WhiteBoard Product Solutions
- Formerly: Leisure Design
- Industry: Product development consultancy
- Founded: 1986
- Founder: Rick Polk
- Headquarters: Eden Prairie, Minnesota
- Website: whiteboardps.com

= WhiteBoard Product Solutions =

WhiteBoard Product Solutions is a United States product development consultancy (previously known as Leisure Design) based in Eden Prairie, Minnesota that helps clients develop and launch new products. WhiteBoard product development services include industrial design, engineering, prototyping, packaging, and graphic design.

== History ==

WhiteBoard was founded by Rick Polk in 1986 as Leisure Design. The original name was derived from the assets that Polk purchased from the toy company Leisure Dynamics, where Polk was Vice President of R&D, when it was sold to Coleco Industries, the maker of the Cabbage Patch Kids dolls. In 1991, Leisure was commissioned by George Plimpton to design a gag gift for President George H. W. Bush. President Bush was so pleased with the gift that he called owner Rick Polk to thank him and commission Leisure to create a gag gift for First Lady Barbara Bush. In 2007, the business was renamed WhiteBoard Product Solutions to reflect that clients were increasingly bringing it into the front end of projects so that it could bring a holistic approach to designing solutions. The company often plays a silent partner, helping clients develop and refine new products so that they are commercially viable.

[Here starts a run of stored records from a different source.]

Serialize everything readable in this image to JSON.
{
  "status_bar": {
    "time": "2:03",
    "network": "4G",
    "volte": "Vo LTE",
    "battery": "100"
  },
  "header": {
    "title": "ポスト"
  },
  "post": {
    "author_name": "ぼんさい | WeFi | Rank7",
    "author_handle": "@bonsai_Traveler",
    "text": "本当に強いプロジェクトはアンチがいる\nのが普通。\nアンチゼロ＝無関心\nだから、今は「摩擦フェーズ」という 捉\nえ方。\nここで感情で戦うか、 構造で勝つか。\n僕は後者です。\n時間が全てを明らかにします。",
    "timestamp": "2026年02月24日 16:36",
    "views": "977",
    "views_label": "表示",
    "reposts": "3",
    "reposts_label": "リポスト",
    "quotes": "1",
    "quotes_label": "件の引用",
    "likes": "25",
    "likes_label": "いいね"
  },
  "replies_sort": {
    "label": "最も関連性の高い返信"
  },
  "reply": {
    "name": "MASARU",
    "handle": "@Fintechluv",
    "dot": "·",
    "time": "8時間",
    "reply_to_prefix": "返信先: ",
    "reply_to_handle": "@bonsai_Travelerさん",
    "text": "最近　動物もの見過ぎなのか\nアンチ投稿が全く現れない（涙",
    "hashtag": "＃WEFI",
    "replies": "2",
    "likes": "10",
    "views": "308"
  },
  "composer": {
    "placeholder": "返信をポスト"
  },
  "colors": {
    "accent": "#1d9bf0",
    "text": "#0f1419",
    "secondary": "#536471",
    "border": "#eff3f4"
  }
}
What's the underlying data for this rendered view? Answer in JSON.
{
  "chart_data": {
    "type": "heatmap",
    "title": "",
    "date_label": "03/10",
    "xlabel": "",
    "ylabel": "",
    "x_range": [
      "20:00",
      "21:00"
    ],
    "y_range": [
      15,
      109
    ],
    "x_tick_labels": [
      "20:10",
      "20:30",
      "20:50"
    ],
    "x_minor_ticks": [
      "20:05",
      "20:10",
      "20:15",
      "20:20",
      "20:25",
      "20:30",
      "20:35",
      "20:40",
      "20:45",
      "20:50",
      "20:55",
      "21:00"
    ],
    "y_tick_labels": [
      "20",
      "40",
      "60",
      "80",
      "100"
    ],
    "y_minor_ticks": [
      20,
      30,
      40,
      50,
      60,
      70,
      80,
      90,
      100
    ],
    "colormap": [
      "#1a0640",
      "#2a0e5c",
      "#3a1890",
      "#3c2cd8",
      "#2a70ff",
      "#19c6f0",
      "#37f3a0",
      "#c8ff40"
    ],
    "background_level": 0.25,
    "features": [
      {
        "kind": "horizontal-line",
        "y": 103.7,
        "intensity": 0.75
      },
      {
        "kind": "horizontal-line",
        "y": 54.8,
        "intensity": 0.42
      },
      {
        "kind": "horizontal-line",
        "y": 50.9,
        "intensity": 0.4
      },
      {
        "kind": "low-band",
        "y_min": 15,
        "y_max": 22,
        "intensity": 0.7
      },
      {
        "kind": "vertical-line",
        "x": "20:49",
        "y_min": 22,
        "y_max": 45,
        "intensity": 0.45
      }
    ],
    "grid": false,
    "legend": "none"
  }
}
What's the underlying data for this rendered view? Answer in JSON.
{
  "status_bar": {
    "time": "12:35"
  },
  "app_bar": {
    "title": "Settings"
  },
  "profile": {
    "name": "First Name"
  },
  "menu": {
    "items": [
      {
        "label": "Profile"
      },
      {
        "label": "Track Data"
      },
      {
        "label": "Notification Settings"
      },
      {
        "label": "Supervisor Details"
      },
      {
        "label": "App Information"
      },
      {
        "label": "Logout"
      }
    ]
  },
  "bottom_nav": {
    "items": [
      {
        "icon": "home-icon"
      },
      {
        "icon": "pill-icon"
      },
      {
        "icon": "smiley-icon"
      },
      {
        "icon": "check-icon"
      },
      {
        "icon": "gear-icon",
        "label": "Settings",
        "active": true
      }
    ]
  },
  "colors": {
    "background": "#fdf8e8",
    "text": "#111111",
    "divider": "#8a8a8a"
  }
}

WhiteBoard won its first design award in 1991 for the FM 320 Ski Exerciser, making it the first fitness product to win the best consumer product award. In 1993 and 1997 WhiteBoard was awarded International Design Excellence Awards, juried by the Industrial Designers Society of America and previously co-sponsored by Business Week Magazine.

== Clients ==

WhiteBoard has helped many large and small companies develop and launch new products, including Toro, Mattel, Fisher-Price, Aveda, Nike, Ecolab, Medtronic, Arctic Cat, Wagner, Hasbro, and Spalding.